5 Minutes après avoir reçu mon E-Billet, je reçois un Sms:  » Seras tu capable d’être l’objet sexuel tant convoité, fantasmé par beaucoup d’amants en ce moment même » mais d’un autre numéro que je ne connais pas!!!! Trop c’est trop! la colère me prend et je laisse un message vocal à mon sexfriend en l’insultant d’avoir donné mon numéro à des gens, de ne pas me respecter, et que je ne voulais plus le voir… » Sa réponse, un Sms:  » tu ment je sais que tu es intriguée et excitée de la situation, tu es à compter de maintenant mon objet sexuel et tu dois obéir à toute demande formulée.Prends ton train et ne soit pas en retard… » Moi qui n’est jamais été soumise, tout cela m’a mis dans une colère et une excitation incommensurable…

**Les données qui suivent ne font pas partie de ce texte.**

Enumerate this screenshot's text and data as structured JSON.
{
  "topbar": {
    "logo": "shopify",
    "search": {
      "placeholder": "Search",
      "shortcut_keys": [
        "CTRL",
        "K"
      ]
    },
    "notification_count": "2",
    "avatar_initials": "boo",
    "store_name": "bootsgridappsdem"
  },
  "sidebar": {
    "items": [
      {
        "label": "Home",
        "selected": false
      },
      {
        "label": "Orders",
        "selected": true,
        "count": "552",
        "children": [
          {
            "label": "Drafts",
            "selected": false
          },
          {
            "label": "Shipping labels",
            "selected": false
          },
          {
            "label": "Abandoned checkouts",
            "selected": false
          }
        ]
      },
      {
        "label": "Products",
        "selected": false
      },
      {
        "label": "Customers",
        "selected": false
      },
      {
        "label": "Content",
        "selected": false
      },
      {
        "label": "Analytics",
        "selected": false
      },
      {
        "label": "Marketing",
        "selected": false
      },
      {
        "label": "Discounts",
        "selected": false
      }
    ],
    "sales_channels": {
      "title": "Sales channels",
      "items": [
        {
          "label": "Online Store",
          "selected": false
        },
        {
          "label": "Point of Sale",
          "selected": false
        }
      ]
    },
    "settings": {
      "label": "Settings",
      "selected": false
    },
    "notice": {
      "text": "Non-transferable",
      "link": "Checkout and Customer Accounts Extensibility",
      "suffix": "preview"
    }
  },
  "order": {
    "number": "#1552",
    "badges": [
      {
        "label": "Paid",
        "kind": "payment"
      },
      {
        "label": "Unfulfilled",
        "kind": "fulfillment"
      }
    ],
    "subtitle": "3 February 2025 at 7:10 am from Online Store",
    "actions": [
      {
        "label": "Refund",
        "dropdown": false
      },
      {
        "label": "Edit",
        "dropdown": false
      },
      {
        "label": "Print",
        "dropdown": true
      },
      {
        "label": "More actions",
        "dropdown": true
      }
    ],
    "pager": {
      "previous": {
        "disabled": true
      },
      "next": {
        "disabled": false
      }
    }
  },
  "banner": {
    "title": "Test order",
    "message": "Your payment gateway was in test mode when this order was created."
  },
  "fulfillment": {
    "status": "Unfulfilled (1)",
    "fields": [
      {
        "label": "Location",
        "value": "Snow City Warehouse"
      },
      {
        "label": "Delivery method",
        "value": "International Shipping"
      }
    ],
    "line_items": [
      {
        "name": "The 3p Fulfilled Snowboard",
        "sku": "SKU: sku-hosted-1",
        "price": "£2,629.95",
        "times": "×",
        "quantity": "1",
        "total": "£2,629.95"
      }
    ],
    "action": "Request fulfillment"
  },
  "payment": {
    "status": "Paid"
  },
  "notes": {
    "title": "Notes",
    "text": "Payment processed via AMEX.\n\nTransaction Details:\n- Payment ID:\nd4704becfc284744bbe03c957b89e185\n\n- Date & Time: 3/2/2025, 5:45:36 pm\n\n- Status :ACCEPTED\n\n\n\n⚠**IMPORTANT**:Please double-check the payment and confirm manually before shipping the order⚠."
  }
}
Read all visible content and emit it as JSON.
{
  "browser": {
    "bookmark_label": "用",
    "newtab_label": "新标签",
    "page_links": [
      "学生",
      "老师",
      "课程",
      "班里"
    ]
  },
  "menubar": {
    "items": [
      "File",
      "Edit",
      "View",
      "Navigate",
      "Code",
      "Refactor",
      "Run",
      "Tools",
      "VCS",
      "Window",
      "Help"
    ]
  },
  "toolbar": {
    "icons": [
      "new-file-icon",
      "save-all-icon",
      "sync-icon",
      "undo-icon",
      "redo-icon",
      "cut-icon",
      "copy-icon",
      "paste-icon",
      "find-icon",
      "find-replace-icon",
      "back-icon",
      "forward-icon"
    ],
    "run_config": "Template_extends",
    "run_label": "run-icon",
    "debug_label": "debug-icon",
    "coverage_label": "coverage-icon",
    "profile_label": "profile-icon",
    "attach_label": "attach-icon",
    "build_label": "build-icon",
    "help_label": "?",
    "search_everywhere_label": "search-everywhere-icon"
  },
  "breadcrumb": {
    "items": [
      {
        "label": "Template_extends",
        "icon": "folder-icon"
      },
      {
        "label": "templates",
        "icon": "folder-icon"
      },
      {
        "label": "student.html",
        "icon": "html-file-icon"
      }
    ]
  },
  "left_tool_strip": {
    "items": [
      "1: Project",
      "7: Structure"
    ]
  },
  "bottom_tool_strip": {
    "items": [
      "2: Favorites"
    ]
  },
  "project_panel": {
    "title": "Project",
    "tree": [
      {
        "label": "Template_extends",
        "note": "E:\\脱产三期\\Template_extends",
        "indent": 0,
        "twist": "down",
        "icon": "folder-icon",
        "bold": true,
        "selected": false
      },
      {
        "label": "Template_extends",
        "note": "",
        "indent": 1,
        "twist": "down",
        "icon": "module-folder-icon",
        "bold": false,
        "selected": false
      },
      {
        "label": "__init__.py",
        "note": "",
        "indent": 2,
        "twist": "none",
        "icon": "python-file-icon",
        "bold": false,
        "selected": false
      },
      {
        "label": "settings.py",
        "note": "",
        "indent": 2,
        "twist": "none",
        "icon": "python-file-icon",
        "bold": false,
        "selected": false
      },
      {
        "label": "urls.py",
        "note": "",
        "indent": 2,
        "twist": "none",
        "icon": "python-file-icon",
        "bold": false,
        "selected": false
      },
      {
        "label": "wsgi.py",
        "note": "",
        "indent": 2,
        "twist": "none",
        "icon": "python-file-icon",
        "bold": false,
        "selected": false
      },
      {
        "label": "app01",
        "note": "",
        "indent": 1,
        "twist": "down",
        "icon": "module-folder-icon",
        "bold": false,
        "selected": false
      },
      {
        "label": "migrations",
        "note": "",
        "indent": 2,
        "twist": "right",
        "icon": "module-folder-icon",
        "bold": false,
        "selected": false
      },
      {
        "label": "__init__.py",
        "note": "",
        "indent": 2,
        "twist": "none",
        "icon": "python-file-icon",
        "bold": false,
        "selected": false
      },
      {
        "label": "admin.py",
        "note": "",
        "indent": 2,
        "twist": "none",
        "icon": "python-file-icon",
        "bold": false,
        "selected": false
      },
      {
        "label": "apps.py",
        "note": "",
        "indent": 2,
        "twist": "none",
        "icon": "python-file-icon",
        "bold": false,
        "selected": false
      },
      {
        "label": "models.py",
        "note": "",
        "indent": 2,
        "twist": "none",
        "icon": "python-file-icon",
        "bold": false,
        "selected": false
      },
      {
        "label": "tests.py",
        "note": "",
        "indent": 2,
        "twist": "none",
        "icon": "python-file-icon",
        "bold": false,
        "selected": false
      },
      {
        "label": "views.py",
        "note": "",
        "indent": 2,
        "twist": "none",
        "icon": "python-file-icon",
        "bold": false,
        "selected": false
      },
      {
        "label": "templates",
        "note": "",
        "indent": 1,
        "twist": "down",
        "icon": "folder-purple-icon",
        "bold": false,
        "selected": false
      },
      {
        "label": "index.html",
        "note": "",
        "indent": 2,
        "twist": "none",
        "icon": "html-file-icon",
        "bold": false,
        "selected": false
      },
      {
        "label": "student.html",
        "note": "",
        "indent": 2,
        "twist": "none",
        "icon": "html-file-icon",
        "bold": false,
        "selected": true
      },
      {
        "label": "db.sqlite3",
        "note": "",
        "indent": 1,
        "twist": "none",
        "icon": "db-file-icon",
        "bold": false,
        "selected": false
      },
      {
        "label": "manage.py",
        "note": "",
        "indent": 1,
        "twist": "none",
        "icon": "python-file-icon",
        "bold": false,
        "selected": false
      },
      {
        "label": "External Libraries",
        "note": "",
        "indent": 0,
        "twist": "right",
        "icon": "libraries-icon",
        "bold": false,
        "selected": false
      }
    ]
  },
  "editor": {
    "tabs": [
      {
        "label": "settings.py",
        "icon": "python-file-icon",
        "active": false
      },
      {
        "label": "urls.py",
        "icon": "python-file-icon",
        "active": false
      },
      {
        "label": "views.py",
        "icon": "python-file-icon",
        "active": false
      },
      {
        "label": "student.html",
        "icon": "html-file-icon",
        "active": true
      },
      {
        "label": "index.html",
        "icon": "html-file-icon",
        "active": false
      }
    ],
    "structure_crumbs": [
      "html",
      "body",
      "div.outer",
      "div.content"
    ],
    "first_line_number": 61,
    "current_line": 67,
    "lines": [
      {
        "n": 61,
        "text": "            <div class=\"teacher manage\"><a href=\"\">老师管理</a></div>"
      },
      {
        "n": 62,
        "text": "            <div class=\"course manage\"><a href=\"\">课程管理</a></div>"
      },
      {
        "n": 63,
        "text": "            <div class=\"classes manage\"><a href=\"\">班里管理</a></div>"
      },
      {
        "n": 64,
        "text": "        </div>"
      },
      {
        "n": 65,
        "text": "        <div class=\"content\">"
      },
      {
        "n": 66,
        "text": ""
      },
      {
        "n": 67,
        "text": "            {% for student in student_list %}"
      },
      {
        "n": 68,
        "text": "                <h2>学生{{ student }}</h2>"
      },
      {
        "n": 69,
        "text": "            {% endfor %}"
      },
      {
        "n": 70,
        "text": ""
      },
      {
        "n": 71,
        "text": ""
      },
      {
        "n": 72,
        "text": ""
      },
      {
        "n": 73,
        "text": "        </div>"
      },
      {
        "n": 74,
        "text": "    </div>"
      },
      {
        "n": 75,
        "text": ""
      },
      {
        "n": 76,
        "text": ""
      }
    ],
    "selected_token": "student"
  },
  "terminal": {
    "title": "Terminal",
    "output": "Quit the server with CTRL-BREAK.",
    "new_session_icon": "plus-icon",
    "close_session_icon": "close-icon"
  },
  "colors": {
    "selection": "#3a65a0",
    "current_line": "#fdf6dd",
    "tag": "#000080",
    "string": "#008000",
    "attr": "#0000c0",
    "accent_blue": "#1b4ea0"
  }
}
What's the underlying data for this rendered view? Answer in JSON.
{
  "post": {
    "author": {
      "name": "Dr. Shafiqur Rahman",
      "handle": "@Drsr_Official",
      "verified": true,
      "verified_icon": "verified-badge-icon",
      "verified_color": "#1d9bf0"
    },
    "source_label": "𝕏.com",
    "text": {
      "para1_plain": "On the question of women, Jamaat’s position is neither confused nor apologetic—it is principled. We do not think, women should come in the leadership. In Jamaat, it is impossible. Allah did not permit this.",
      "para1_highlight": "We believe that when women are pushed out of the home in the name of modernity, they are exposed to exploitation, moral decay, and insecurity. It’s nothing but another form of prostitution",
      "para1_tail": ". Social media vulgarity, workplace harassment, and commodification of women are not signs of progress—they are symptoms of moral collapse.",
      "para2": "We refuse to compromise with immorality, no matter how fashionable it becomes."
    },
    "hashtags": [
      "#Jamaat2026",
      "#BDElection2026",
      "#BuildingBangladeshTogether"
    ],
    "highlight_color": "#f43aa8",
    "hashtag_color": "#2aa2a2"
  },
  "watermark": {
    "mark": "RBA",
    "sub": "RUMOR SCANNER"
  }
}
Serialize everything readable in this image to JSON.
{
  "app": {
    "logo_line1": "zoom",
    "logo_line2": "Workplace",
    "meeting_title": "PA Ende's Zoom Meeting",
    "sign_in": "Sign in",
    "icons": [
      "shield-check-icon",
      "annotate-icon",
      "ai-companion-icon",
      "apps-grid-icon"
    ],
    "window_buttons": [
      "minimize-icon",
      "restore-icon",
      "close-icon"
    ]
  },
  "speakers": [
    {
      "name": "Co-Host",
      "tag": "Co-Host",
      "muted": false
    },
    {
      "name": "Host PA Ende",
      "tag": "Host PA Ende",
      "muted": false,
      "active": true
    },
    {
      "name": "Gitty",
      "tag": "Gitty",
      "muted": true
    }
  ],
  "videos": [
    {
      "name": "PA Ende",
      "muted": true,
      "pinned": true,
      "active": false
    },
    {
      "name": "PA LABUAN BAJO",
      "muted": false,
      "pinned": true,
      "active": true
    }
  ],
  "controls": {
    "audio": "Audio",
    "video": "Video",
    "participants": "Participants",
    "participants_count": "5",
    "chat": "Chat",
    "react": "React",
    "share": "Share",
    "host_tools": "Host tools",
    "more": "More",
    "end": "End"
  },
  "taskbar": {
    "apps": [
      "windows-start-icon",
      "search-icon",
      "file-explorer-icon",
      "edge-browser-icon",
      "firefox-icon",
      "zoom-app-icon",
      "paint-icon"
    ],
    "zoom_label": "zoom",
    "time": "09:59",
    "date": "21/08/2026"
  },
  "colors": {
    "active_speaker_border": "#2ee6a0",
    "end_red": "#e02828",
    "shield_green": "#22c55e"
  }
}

Aller en mode journée du combattant, comme toute les libertines je pense, mise en place de la femme fatale à qui on ne saurais rien refuser… Coiffeuse, Esthéticienne, petit passage aux magasins et je prends plusieurs tenues… Tout est fini, je préviens mon homme que je ne serais pas là ce soir et que je lui raconterai, il a compris en me voyant courir partout qu’un plan cul est en cours… Direction la gare…

Je prends le train, direction Paris, quand un nouveau numéro m’envoi un sms me disant qu’un VTC m’attend à la sortie de la gare avec la plaque d’immatriculation. « Pas besoin de parler, aucune discussion possible, tu montes et tu te taies » Encore un autre numéro, c’est quoi ce délire??

Je prends le train en regardant tout autour de moi, surveillant mon portable, mes voisins qui pourraient être un de ceux qui me contactent par sms, puis je divague à des fantasmes tous plus inavouables les uns que les autres… Ça y est, cette sensation de feu est la, il a ou ils ont réussi à mettre le feu en moi, à me piquer de curiosité, c’est rare!

Le train est arrivé je suis les consignes reçues par sms, je m’avance vers la berline qui portait l’immatriculation donnée, le chauffeur, descends, me dit « Bonjour Madame, montez, vous êtes attendue… » Le chauffeur, un métisse, classe, beau gosse et visiblement bien entretenu physiquement m’ouvre la porte, referme derrière moi et prends sa place au volant… Nous voilà partis dans Paris, ou je reconnais certains quartiers, jusqu’à ce que la voiture s’arrête devant un hôtel dans le 1er Arrondissement… Le chauffeur me tend une clé électronique et me dis chambre 13, j’espère qu’elle vous portera chance… Je sors, prends ma valise, et rentre dans l’hôtel… Un palace somptueux, à base de marbre et de dorure, un homme m’ouvre la porte de l’hôtel, un deuxième me prend ma valise et me demande si ma réservation est prise et si oui quelle chambre je suis… Chambre 13!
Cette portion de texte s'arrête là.